There’s a widespread consensus that we are in the middle of a new phase of evolution in digital technology – a phase driven by Artificial Intelligence (AI).
75% of businesses expect AI to transform their organisation within three years; 61% believe it will completely transform their industry in the same time period. According to PwC, 52% of companies have accelerated their AI adoption plans in response to the COVID-19 pandemic.
The perceived benefits of AI are manifold and apply across the full spectrum of industries and business functions. AI leads to smarter decision making and better use of data. It bridges the divide between data-led intelligence and action, opening the door to sophisticated, ‘active’ automation. This can be used both to take on the burden of repetitive, labour-intensive but low-value tasks from people, and to perform complex tasks with a higher degree of accuracy and reliability than human beings are capable of.
All in all, it is estimated that AI could add $13 trillion to the global economy by 2030, or a 1.2% annual boost to GDP.
So where’s all the AI?
Yet the road to an AI-enabled future is not entirely without its bumps and obstacles. We can get a sense of this from the fact that, while businesses are betting on AI for the future, current use remains surprisingly low. Nine out of 10 of the world’s largest organisations have investments in AI, but just 15% actively use it at present.
So what’s holding people back? One issue that stands out is that AI development remains expensive and continues to have a high failure rate.
According to figures from Gartner, only around half of AI projects ever make it from prototype to production, while an eye-watering 85% of projects fail to deliver on their business objectives.
This is not exactly unusual in tech investment. From the dot.com bubble to the first cloud boom, we regularly see much-hyped technologies attract a frenzy of investments in projects that ultimately don’t go anywhere. Before the market in a new technology matures, there is a lot of jumping on the bandwagon rather than thinking strategically about how it can best be used.

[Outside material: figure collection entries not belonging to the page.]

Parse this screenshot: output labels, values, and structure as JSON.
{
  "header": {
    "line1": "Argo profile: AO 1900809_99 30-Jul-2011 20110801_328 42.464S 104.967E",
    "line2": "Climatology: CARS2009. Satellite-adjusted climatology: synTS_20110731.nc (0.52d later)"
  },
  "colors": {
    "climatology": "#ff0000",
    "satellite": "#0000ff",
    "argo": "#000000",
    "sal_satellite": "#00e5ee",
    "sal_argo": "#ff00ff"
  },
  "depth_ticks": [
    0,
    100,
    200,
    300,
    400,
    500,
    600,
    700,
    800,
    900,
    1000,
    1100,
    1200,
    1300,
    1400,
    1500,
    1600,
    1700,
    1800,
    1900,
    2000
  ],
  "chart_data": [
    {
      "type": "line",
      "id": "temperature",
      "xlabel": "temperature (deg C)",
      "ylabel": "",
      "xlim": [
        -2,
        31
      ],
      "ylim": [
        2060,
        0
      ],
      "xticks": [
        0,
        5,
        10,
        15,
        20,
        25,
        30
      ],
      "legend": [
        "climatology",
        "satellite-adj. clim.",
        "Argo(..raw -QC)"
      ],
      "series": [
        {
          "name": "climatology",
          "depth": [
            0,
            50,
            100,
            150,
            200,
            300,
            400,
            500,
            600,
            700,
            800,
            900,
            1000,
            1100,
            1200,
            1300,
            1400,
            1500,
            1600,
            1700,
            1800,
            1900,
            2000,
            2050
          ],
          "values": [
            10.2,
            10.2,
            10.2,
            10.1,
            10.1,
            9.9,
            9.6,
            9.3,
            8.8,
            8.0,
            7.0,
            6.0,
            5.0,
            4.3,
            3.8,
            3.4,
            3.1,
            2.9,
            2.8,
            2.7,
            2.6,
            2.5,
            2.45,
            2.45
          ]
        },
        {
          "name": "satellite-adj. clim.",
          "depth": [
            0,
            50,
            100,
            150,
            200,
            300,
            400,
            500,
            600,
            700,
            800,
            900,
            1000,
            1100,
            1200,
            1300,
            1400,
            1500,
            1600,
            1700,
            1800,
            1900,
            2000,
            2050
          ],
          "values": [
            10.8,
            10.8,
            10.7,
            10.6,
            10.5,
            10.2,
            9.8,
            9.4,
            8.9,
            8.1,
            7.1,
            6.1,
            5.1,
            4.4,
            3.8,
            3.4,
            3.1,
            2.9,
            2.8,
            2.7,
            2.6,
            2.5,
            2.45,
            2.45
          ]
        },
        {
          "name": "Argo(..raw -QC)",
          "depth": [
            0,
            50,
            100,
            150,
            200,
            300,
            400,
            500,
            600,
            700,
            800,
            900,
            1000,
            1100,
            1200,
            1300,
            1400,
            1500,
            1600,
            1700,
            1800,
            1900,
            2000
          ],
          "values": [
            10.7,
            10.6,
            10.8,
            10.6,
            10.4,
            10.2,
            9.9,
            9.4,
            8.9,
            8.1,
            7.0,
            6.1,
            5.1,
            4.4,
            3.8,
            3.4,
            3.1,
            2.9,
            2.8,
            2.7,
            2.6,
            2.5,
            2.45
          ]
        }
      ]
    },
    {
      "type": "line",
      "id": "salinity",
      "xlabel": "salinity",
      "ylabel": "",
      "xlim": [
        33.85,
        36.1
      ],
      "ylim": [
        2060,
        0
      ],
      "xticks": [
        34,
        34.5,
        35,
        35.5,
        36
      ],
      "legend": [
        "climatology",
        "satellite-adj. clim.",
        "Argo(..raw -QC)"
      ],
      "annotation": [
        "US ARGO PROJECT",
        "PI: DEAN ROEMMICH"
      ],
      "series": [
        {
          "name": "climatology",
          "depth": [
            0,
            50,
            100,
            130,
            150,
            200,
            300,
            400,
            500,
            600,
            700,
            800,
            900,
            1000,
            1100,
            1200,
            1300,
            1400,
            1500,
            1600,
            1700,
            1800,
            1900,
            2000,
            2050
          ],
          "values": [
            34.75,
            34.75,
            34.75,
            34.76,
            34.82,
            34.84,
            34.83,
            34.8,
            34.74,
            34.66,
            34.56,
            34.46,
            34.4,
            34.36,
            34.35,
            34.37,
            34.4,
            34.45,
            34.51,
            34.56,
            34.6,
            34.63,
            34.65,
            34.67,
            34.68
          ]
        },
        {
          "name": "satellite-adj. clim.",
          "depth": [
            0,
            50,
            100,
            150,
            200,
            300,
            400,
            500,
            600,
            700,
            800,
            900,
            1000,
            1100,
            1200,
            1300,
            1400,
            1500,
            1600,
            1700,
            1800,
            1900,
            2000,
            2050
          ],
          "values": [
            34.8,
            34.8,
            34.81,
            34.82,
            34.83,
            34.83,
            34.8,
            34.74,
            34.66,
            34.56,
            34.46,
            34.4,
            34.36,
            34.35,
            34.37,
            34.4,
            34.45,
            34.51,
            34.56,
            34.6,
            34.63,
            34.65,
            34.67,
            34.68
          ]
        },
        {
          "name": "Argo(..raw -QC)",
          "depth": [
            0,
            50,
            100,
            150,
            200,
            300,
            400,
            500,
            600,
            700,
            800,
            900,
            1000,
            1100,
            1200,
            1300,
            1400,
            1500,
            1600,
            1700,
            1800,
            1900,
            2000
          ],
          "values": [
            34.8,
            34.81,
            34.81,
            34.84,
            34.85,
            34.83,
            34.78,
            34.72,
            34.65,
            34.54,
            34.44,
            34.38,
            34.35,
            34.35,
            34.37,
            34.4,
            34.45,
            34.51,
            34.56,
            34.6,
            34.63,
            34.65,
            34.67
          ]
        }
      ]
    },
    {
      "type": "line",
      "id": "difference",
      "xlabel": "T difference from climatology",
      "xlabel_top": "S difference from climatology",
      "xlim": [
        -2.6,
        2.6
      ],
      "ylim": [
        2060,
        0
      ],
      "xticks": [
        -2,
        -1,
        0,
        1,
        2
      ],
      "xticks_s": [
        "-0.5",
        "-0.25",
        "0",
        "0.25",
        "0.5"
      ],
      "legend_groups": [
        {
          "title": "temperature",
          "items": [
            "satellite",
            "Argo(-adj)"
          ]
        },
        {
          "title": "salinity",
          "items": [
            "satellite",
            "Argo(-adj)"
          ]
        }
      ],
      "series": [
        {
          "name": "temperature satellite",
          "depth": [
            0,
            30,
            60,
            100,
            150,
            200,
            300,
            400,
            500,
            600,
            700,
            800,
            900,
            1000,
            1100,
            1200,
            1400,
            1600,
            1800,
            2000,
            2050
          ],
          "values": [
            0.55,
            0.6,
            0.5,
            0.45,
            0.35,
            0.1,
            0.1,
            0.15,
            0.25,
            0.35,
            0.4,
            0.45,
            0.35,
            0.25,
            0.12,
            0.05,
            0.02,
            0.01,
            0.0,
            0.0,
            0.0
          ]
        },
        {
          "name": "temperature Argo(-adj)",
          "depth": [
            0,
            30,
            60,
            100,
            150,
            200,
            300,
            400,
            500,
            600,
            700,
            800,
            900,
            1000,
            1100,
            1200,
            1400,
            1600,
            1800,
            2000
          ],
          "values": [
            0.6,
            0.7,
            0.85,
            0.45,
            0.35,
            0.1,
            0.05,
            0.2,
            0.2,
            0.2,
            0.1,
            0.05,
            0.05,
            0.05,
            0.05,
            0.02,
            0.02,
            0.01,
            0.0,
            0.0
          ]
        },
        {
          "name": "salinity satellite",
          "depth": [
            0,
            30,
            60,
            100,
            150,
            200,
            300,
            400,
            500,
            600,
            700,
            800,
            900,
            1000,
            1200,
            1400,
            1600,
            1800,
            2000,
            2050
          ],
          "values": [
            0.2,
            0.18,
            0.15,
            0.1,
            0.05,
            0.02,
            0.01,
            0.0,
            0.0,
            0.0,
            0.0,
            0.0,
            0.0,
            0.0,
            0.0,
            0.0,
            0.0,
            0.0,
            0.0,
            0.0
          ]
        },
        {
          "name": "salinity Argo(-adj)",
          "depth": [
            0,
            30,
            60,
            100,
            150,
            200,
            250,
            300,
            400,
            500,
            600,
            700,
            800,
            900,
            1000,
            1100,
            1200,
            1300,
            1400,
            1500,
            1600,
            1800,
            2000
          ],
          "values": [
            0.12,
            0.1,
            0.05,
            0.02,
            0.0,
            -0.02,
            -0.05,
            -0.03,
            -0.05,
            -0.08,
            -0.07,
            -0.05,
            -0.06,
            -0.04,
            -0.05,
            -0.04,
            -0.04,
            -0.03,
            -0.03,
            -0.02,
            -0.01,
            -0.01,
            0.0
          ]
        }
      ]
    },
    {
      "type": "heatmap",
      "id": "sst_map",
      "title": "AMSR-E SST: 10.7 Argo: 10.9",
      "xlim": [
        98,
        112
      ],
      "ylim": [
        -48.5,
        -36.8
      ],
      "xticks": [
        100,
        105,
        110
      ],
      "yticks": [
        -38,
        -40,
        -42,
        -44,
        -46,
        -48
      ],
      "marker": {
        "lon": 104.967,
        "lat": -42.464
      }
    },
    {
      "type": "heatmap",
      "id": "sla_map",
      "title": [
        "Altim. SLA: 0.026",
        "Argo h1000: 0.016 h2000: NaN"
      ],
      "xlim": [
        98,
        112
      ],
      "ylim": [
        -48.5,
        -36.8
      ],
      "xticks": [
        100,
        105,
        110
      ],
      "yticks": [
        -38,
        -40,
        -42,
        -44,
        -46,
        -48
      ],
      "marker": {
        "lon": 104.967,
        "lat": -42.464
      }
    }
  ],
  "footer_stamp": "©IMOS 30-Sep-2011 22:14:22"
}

But the high failure rate in AI projects does suggest another, more fundamental issue. And that’s that AI development is complex and technically challenging. Plug-and-play AI tools that integrate seamlessly with your existing IT assets and deliver all the benefits of AI out of the box do exist. But they tend to be at the more ‘lightweight’ end of the AI spectrum – tools like chatbots, sales and marketing automation etc.

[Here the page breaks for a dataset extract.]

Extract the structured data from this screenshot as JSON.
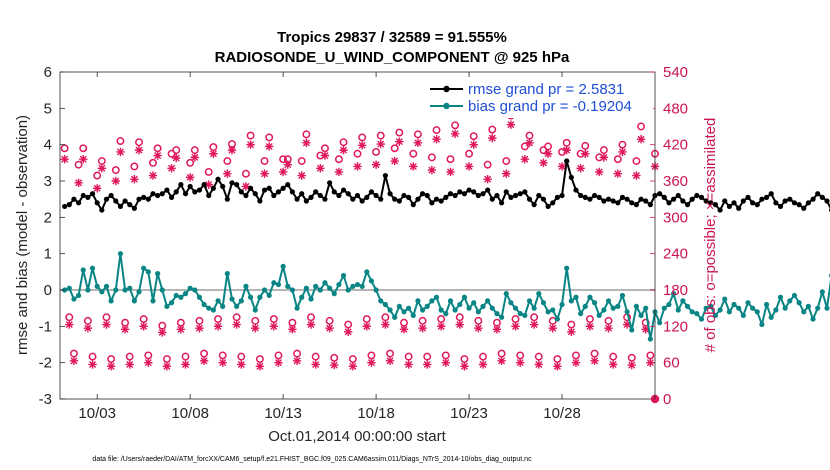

Once you get into the realm of Deep Neural Networks, self-driving vehicles, autonomous medical robotics and the like, AI becomes a whole different beast. The more complicated the task, the more precise you need the AI system to be (e.g. to drive a car safely or perform complex surgery, rather than just target an advert at someone), the more demanding the task of programming the required algorithms.
Not only that, the most powerful AI platforms simply cannot exist as off-the-shelf pieces of code. They need an entire infrastructure to support them – a cloud back end with an appropriate amount of processing and network capacity, APIs to allow them to work within your broader IT infrastructure. Many of these things have to be custom built on a project by project basis.
Can AI solve its own development challenges?
All of this adds cost to the AI development process. And as well as sheer complexity, there are other factors that contribute to the high failure rate, such as a shortage of developers with specialist AI programming skills and a patchy approach to models and standardisation.
If you use the analogy of building a car, many AI projects can feel like trying to build the entire thing from scratch from raw materials. What makes production more cost effective, efficient and allows you to scale is having a set of ready-made components available that you simply have to bolt together.
As is so often the case with technology, AI may well end up being the answer to the development challenges it creates. We’re starting to see Machine Learning tools applied to some of the more demanding aspects of AI development.
For example, Galileo is a platform that monitors the development process to highlight potential issues in how the AI application will actually work. It focuses in particular on data modelling, aiming to make the complex and laborious task of data ‘training’ more streamlined and efficient.
It’s not quite AI creating AI, or some dystopian future vision of machines self-replicating. But it does highlight how, if more businesses are to benefit from AI in the near future, AI’s powers perhaps need to be turned inwards to address the issue of cost and complexity in development.